Let $$G$$ be a group, $$H$$ a subgroup, and $$G/H$$ the set of left cosets of $$H$$ in $$G$$. We can give this set an operation $$*$$, defined by $$(g_1H) * (g_2H) = (g_1g_2)H$$, which is well-defined if and only if $$H$$ is normal in $$G$$. In this case $$(G/H, *)$$ is a group.

However, even if $$H$$ is not normal, $$G/H$$ can still be given a group structure since every non-empty set admits a group structure (assuming the Axiom of Choice). I assume that there is no "natural" way to assign a group structure to $$G/H$$ that ends up being useful. In what sense, if any at all, can this last sentence be made precise? Can it be made more general (e.g. categorical)?
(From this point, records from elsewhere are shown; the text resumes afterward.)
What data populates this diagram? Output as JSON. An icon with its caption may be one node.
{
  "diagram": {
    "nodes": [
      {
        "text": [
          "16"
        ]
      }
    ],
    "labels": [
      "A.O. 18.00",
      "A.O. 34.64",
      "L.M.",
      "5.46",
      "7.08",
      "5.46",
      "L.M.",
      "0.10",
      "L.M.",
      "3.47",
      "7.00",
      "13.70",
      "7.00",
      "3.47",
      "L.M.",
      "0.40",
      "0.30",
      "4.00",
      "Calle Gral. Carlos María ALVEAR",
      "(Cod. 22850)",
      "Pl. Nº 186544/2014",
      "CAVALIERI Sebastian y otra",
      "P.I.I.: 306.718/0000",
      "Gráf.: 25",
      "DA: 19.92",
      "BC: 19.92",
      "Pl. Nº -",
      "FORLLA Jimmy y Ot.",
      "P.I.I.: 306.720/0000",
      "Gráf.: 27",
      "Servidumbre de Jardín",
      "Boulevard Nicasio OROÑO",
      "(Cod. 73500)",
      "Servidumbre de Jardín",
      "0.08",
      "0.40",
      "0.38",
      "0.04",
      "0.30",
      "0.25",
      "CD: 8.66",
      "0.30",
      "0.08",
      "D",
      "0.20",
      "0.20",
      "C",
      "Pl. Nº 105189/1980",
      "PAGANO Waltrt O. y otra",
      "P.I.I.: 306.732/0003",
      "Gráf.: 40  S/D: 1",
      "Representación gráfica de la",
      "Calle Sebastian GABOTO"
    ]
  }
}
• I don't really see the point of why you would want to invoke axiom of choice. Sure, you can make $G/H$ a group but this group structure has absolutely nothing to do with the group structure of $G$. It's completely unnatural, in my opinion. Jun 11 at 20:25
• @daruma isn't the point of the question: "We can do it via AoC, and this is unnatural. Is there sometimes a more natural way, which does have something to do with the group?" Jun 11 at 20:27
• @user1729 Exactly. Jun 11 at 20:34

You can say this maybe as follows. There is no group structure on $$G/H$$ for which the projection map $$G \to G/H$$ is a group homomorphism (unless $$H$$ is normal in $$G$$).
You can take the categorical thing, the group via which all morphisms from $$G$$ which are trivial on $$H$$ factor. This will give you $$G/H^{\prime}$$ where $$H^{\prime}$$ is the "normal closure" of $$H$$ in $$G$$.